7 Or did I commit a sin by humbling myself that you might be exalted, because I gladly declared the good news of God to you without cost?+ 8 Other congregations I deprived* by accepting provisions* in order to minister to you.+ 9 Yet, when I was present with you and I fell into need, I did not become a burden on anyone, for the brothers who came from Mac·e·doʹni·a abundantly supplied my needs.+ Yes, in every way I kept myself from becoming a burden to you and will continue to do so.+ 10 As surely as the truth of Christ is in me, I will not stop this boasting+ in the regions of A·chaʹia. 11 For what reason? Because I do not love you? God knows I do.

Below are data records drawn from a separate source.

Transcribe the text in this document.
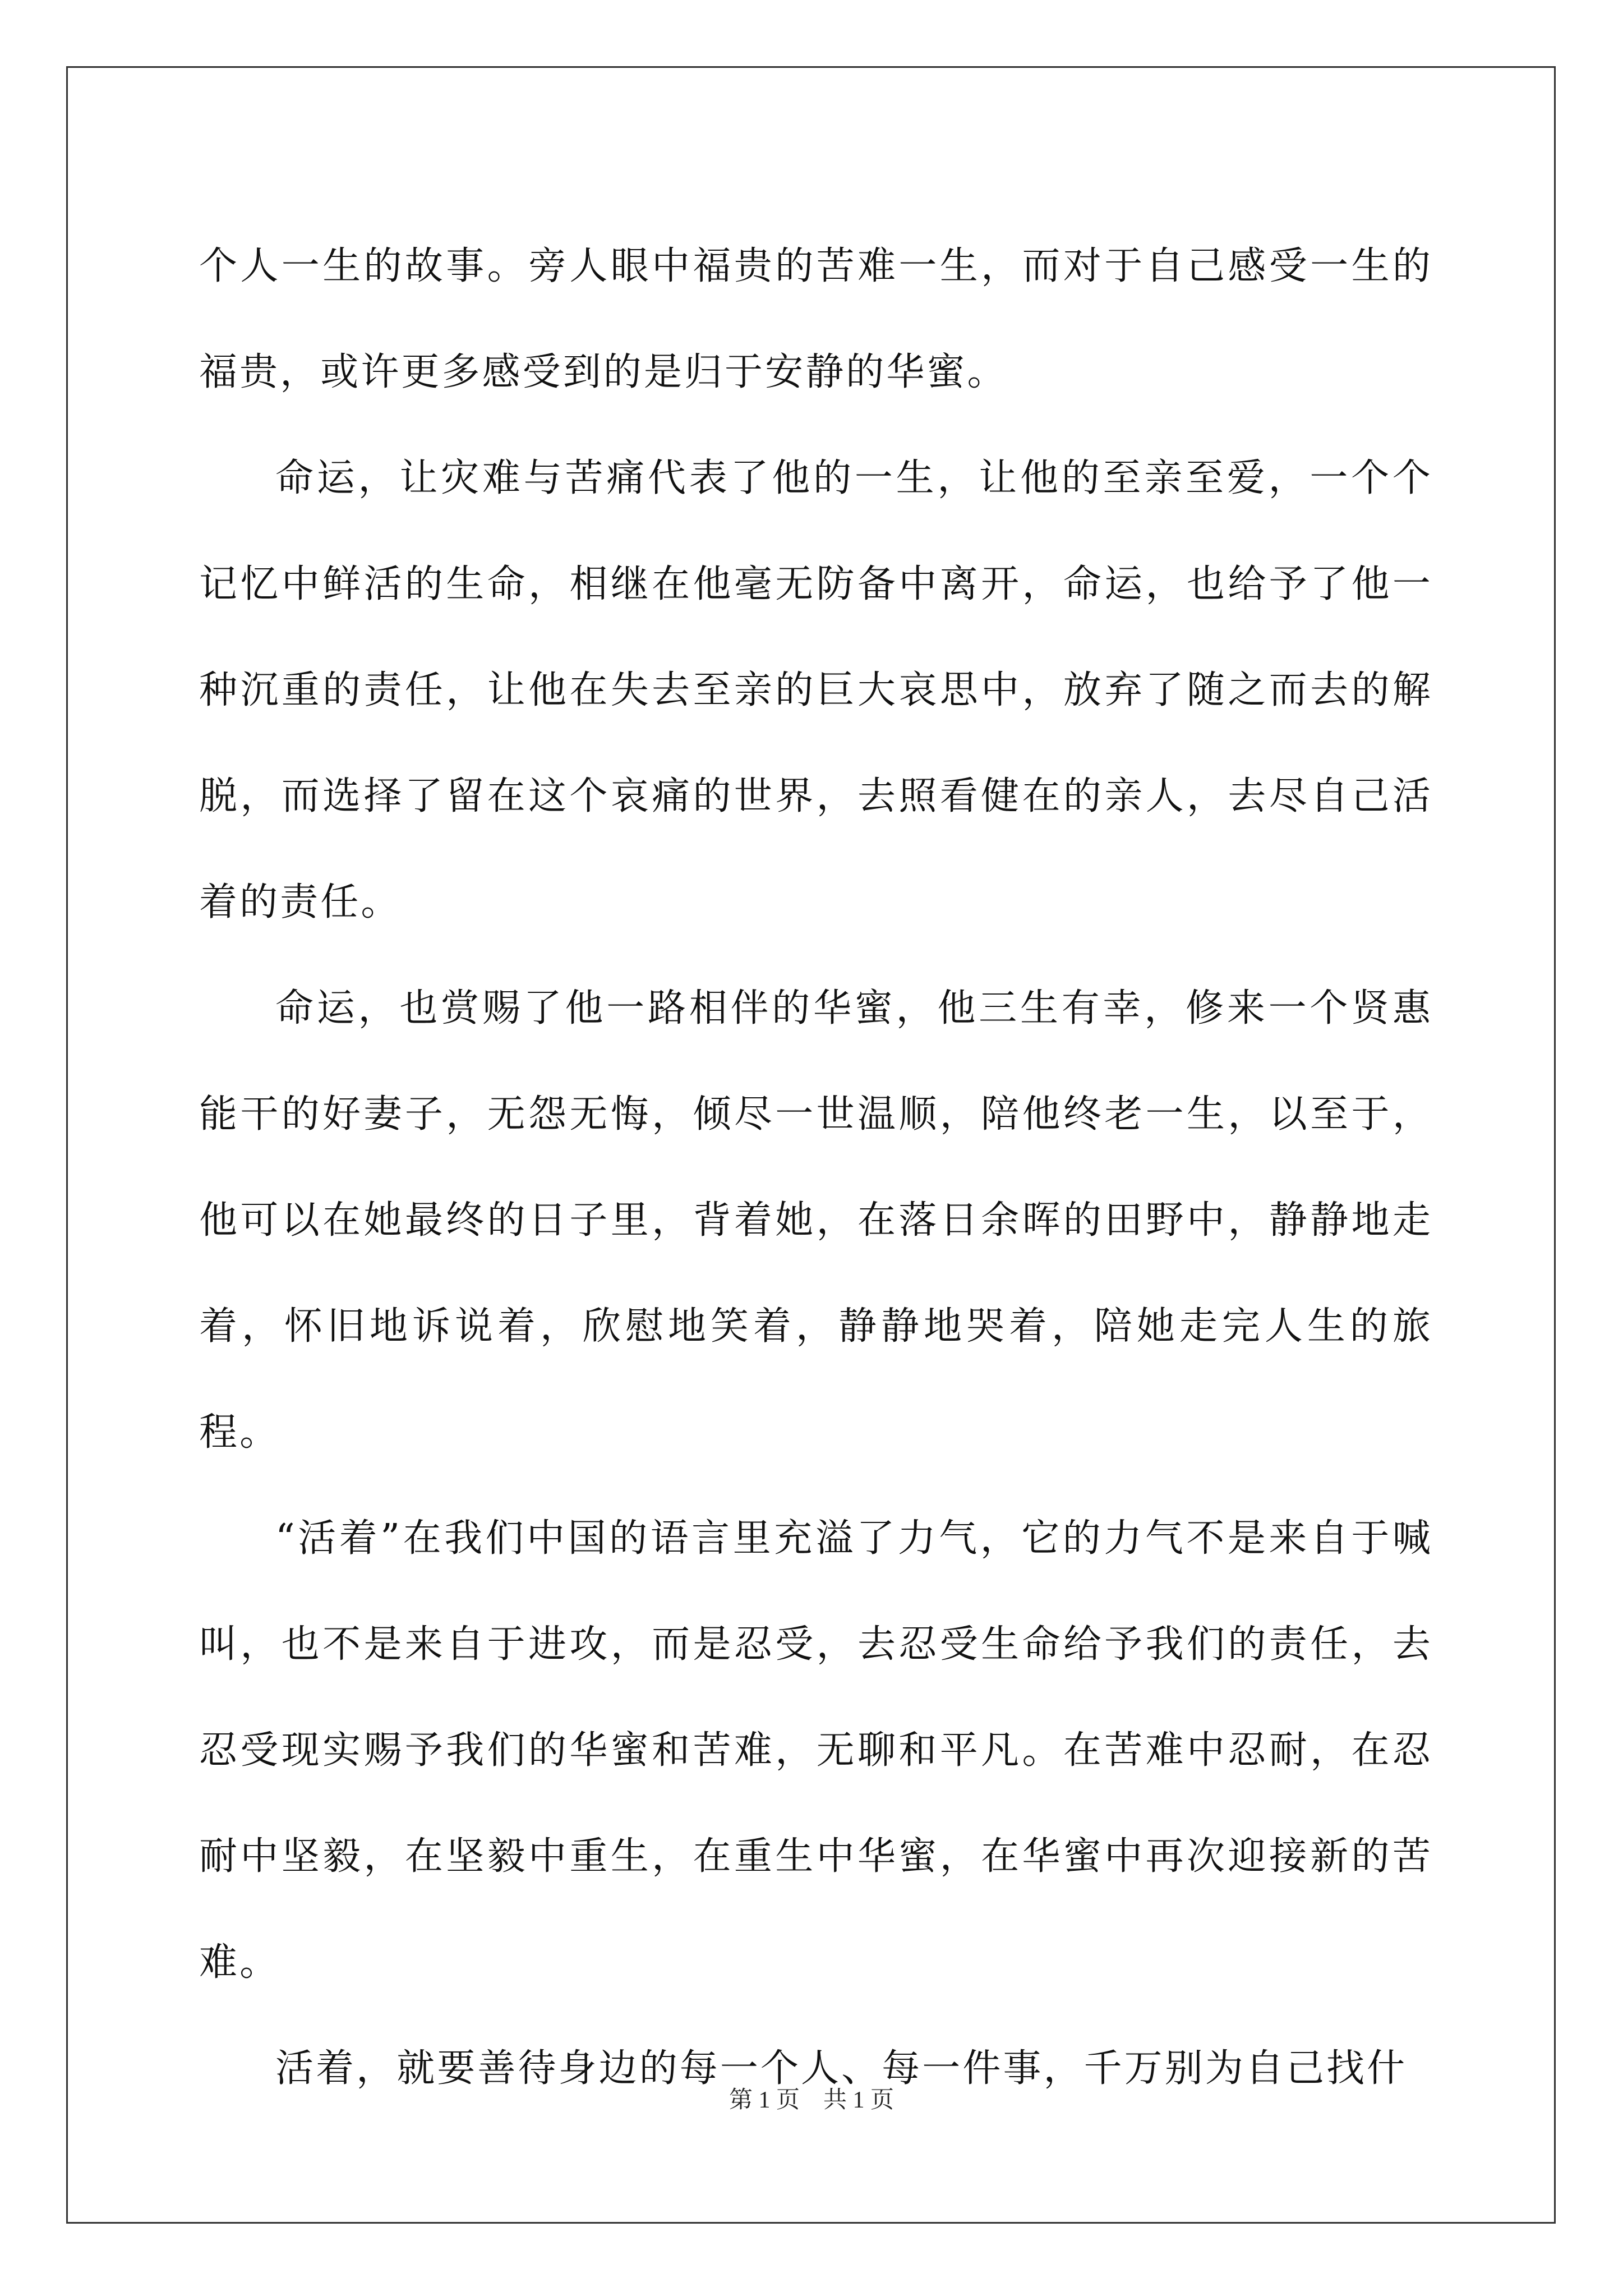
个人一生的故事。旁人眼中福贵的苦难一生，而对于自己感受一生的福贵，或许更多感受到的是归于安静的华蜜。

命运，让灾难与苦痛代表了他的一生，让他的至亲至爱，一个个记忆中鲜活的生命，相继在他毫无防备中离开，命运，也给予了他一种沉重的责任，让他在失去至亲的巨大哀思中，放弃了随之而去的解脱，而选择了留在这个哀痛的世界，去照看健在的亲人，去尽自己活着的责任。

命运，也赏赐了他一路相伴的华蜜，他三生有幸，修来一个贤惠能干的好妻子，无怨无悔，倾尽一世温顺，陪他终老一生，以至于，他可以在她最终的日子里，背着她，在落日余晖的田野中，静静地走着，怀旧地诉说着，欣慰地笑着，静静地哭着，陪她走完人生的旅程。

“活着”在我们中国的语言里充溢了力气，它的力气不是来自于喊叫，也不是来自于进攻，而是忍受，去忍受生命给予我们的责任，去忍受现实赐予我们的华蜜和苦难，无聊和平凡。在苦难中忍耐，在忍耐中坚毅，在坚毅中重生，在重生中华蜜，在华蜜中再次迎接新的苦难。

活着，就要善待身边的每一个人、每一件事，千万别为自己找什

第 1 页 共 1 页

12 But what I am doing I will continue to do,+ in order to eliminate the pretext of those who are wanting a basis* for being found equal to us in the things* about which they boast. 13 For such men are false apostles, deceitful workers, disguising themselves as apostles of Christ.+ 14 And no wonder, for Satan himself keeps disguising himself as an angel of light.+ 15 It is therefore nothing extraordinary if his ministers also keep disguising themselves as ministers of righteousness. But their end will be according to their works.+
16 I say again: Let no one think I am unreasonable. But even if you do, then accept me as an unreasonable person, so that I too may boast a little. 17 What I now say is, not as following the Lord’s example, but as an unreasonable person would, with boastful self-confidence. 18 Since many are boasting according to the flesh,* I too will boast. 19 Since you are so “reasonable,” you gladly put up with the unreasonable ones. 20 In fact, you put up with whoever enslaves you, whoever devours your possessions, whoever grabs what you have, whoever exalts himself over you, and whoever strikes you in the face.
21 I say this to our dishonor, since it may seem that we have acted in weakness.
But if others act boldly—I am talking unreasonably—I too act boldly. 22 Are they Hebrews? I am one also.+ Are they Israelites? I am one also. Are they Abraham’s offspring?* I am also.+ 23 Are they ministers of Christ? I reply like a madman, I am more outstandingly one: I have done more work,+ been imprisoned more often,+ suffered countless beatings, and experienced many near-deaths.+ 24 Five times I received 40 strokes less one from the Jews,+ 25 three times I was beaten with rods,+ once I was stoned,+ three times I experienced shipwreck,+ a night and a day I have spent in the open sea; 26 in journeys often, in dangers from rivers, in dangers from robbers, in dangers from my own people,+ in dangers from the nations,+ in dangers in the city,+ in dangers in the wilderness, in dangers at sea, in dangers among false brothers, 27 in labor and toil, in sleepless nights often,+ in hunger and thirst,+ frequently without food,+ in cold and lacking clothing.*
28 Besides those things of an external kind, there is what rushes in on me from day to day:* the anxiety for all the congregations.+ 29 Who is weak, and I am not weak? Who is stumbled, and I am not incensed?
30 If I must boast, I will boast of the things that show my weakness. 31 The God and Father of the Lord Jesus, the One who is to be praised forever, knows I am not lying. 32 In Damascus the governor under A·reʹtas the king was guarding the city of the Dam·a·scenesʹ to seize me, 33 but I was lowered in a basket* through a window in the city wall,+ and I escaped his hands.